David grinned like a shark, smelling blood.
"What was that, lover boy?" he whispered. "Mimi's got your tongue?"
"...Shut up, David!"
Theo turned a shade of red so deep it could've been classified as a medical emergency.
David doubled over with laughter, nearly dropping the cake.
But Dawn caught the container before it hit the dirt, her eyes still carefully avoiding Theo's.
She didn't say a word, but the smile playing at her lips as she steadied the cake… said plenty.
They sat on the ridge in quiet, legs dangling over the edge, cake half-eaten and conversation long gone.
The earlier awkwardness melted into something familiar—the kind of silence that only came with real friends.
But even in silence, unease found its way in.
Below, Artimia stirred awake.
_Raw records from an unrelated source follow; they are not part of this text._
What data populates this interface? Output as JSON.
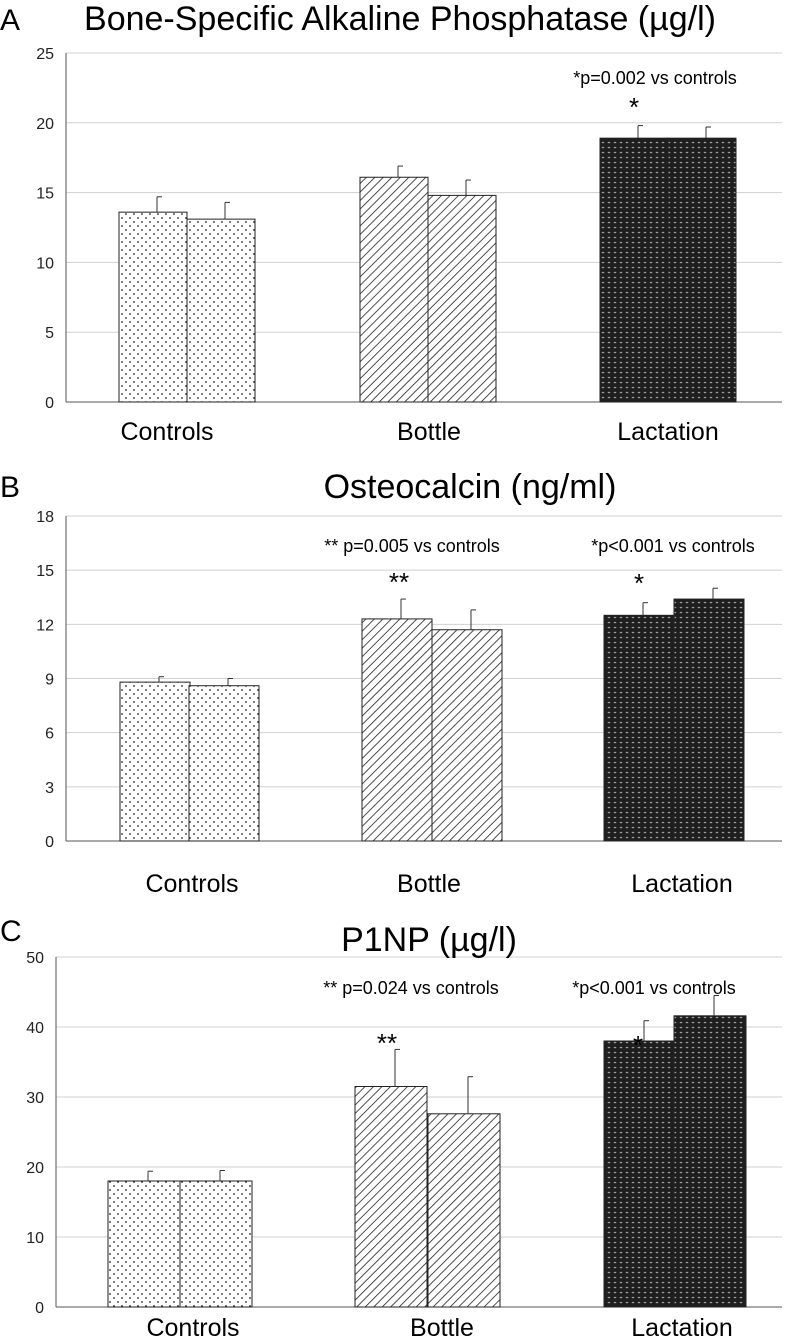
{
  "chart_data": [
    {
      "type": "bar",
      "panel_label": "A",
      "title": "Bone-Specific Alkaline Phosphatase (µg/l)",
      "categories": [
        "Controls",
        "Bottle",
        "Lactation"
      ],
      "series": [
        {
          "name": "bar 1",
          "values": [
            13.6,
            16.1,
            18.9
          ],
          "errors": [
            1.1,
            0.8,
            0.9
          ]
        },
        {
          "name": "bar 2",
          "values": [
            13.1,
            14.8,
            18.9
          ],
          "errors": [
            1.2,
            1.1,
            0.8
          ]
        }
      ],
      "ylim": [
        0,
        25
      ],
      "yticks": [
        "0",
        "5",
        "10",
        "15",
        "20",
        "25"
      ],
      "annotations": [
        {
          "category": "Lactation",
          "text": "*p=0.002 vs controls",
          "marker": "*"
        }
      ],
      "colors": {
        "controls": "#ffffff",
        "bottle": "#ffffff",
        "lactation": "#2a2a2a",
        "grid": "#d0d0d0"
      }
    },
    {
      "type": "bar",
      "panel_label": "B",
      "title": "Osteocalcin (ng/ml)",
      "categories": [
        "Controls",
        "Bottle",
        "Lactation"
      ],
      "series": [
        {
          "name": "bar 1",
          "values": [
            8.8,
            12.3,
            12.5
          ],
          "errors": [
            0.3,
            1.1,
            0.7
          ]
        },
        {
          "name": "bar 2",
          "values": [
            8.6,
            11.7,
            13.4
          ],
          "errors": [
            0.4,
            1.1,
            0.6
          ]
        }
      ],
      "ylim": [
        0,
        18
      ],
      "yticks": [
        "0",
        "3",
        "6",
        "9",
        "12",
        "15",
        "18"
      ],
      "annotations": [
        {
          "category": "Bottle",
          "text": "** p=0.005 vs controls",
          "marker": "**"
        },
        {
          "category": "Lactation",
          "text": "*p<0.001 vs controls",
          "marker": "*"
        }
      ]
    },
    {
      "type": "bar",
      "panel_label": "C",
      "title": "P1NP (µg/l)",
      "categories": [
        "Controls",
        "Bottle",
        "Lactation"
      ],
      "series": [
        {
          "name": "bar 1",
          "values": [
            18.0,
            31.5,
            38.0
          ],
          "errors": [
            1.4,
            5.3,
            2.9
          ]
        },
        {
          "name": "bar 2",
          "values": [
            18.0,
            27.6,
            41.6
          ],
          "errors": [
            1.5,
            5.3,
            2.9
          ]
        }
      ],
      "ylim": [
        0,
        50
      ],
      "yticks": [
        "0",
        "10",
        "20",
        "30",
        "40",
        "50"
      ],
      "annotations": [
        {
          "category": "Bottle",
          "text": "** p=0.024 vs controls",
          "marker": "**"
        },
        {
          "category": "Lactation",
          "text": "*p<0.001 vs controls",
          "marker": "*"
        }
      ]
    }
  ]
}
The sound of morning rising faintly with the wind.
The sweetness of the moment lingered… until Theo's eyes drifted to the horizon.
To somewhere no one ever liked to talk about.
The Black Ball.
It loomed in the distance like a scar on the world. Immense. Unmoving.
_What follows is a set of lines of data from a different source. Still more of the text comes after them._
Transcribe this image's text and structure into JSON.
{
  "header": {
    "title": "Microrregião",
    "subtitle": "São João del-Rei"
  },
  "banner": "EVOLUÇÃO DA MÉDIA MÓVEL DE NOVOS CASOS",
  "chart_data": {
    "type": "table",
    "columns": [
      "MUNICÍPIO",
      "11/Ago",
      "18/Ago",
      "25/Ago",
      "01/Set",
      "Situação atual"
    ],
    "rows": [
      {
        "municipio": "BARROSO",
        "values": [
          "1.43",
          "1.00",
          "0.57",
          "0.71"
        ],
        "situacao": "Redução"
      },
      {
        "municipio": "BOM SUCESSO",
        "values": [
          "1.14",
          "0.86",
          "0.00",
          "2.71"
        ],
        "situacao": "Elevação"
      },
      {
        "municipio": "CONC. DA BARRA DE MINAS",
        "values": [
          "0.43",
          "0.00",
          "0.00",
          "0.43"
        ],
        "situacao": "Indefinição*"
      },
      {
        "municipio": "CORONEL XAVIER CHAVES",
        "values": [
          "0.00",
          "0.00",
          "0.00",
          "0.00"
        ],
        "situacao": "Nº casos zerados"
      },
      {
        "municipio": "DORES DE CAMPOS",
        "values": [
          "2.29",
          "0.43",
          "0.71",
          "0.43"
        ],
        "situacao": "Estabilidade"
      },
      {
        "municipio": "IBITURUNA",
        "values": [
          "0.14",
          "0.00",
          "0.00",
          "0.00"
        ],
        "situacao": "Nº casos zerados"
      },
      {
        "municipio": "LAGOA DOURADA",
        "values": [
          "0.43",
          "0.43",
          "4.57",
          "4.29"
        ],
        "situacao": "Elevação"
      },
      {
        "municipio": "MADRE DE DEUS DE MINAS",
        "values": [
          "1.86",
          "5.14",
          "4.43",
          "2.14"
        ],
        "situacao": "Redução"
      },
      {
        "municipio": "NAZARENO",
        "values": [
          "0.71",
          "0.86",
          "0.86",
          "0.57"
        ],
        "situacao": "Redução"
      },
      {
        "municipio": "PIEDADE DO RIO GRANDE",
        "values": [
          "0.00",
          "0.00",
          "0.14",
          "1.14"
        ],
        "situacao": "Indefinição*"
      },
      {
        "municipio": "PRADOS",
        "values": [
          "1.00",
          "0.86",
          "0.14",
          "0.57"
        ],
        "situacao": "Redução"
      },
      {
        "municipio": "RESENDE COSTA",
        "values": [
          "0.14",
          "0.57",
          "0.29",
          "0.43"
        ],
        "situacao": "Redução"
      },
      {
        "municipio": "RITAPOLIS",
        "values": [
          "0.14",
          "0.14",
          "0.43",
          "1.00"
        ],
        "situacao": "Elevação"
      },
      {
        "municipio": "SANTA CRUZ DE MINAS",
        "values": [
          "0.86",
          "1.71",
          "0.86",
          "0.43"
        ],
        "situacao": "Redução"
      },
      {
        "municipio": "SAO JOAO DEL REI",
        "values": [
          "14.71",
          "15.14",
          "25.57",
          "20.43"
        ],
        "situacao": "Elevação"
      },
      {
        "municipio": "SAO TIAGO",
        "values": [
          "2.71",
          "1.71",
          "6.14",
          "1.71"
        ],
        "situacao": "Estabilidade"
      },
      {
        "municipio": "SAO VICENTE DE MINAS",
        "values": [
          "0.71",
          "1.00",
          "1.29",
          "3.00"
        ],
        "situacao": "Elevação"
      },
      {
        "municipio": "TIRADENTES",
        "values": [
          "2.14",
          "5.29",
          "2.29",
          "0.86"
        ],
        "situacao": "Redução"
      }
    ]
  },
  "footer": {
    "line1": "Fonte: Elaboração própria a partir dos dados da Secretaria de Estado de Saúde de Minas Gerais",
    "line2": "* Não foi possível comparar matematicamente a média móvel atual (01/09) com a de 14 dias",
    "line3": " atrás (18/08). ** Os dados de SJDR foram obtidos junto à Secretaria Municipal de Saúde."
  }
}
Rooted in the land like it had always been there—like the earth had grown around it.
A void against the morning sky. Smooth and perfect and wrong.
It drank in light. Reflected nothing. Cast no shadow. No seams, no windows, no doors.
Just a flawless, obsidian sphere… swallowing a stretch of the hills in its presence.
Like it had erased the land beneath it. The longer Theo stared, the more it felt like it was staring back.
Dawn adjusted the strap on her bag, voice dry as dust.
"It's always the quiet days that kill you."
Theo nodded, but his eyes never left the sphere. "What do you think's in there?"
David stretched out and leaned back on his hands. "Who knows? Fame? Death? Glory? The God-King's discounted furniture?"
Theo let out a breath of a laugh—but it didn't last.
"No, seriously. I think it matters. More than anyone's admitting."
Dawn's voice dropped. "I heard no one can get close enough. Like it… messes with your head. There are always soldiers posted, but they don't talk. Don't move. Some say they don't even blink."
Silence. The Black Ball sat there—as it always had—patient and still. Waiting.
"They never mention it. Not in speeches. Not in school. Nothing," Theo added. "You would think the God-King would have said something about it after all these years."
"Screw that guy," David muttered. "He rules everything, but you never see him. Just his military lapdogs. The man's practically a myth."
"He's like a ghost," Dawn said quietly. "And that thing is his shadow."
The Black Ball… Its stillness now felt deliberate—as if the sky itself was reacting to it.
"No," David replied with a grin. "That'd be disgusting for you two."
"Disgusting?" Dawn tilted her head, confused.
Theo froze, heat rushing to his cheeks as he caught David's meaning.
"Shut up, David!" Theo quickly looked away, but his blush gave him away.
David chuckled, stretching his arms behind his head. "Relax. You make it too easy."
He leaned back, gaze drifting toward the sky.
"Besides… I've got better things to watch than you two."
Theo glared. "Like what—?"
David's grin faded. His eyes narrowed. "…Smoke."
Above them, a thin column rose into the clouds. Just like that—the calm cracked.
Theo's heart sank as a thick plume of smoke coiled into the sky above Artimia.
Smoke. Flames. A roar in the distance.
"It's coming from the town!" David shouted.
Theo was already moving. The cake hit the ground. The hill vanished behind them.
Together, they ran—feet pounding the dirt, lungs burning, hearts hammering like war drums.
Toward the fire. Toward the unknown. Toward the day everything burned.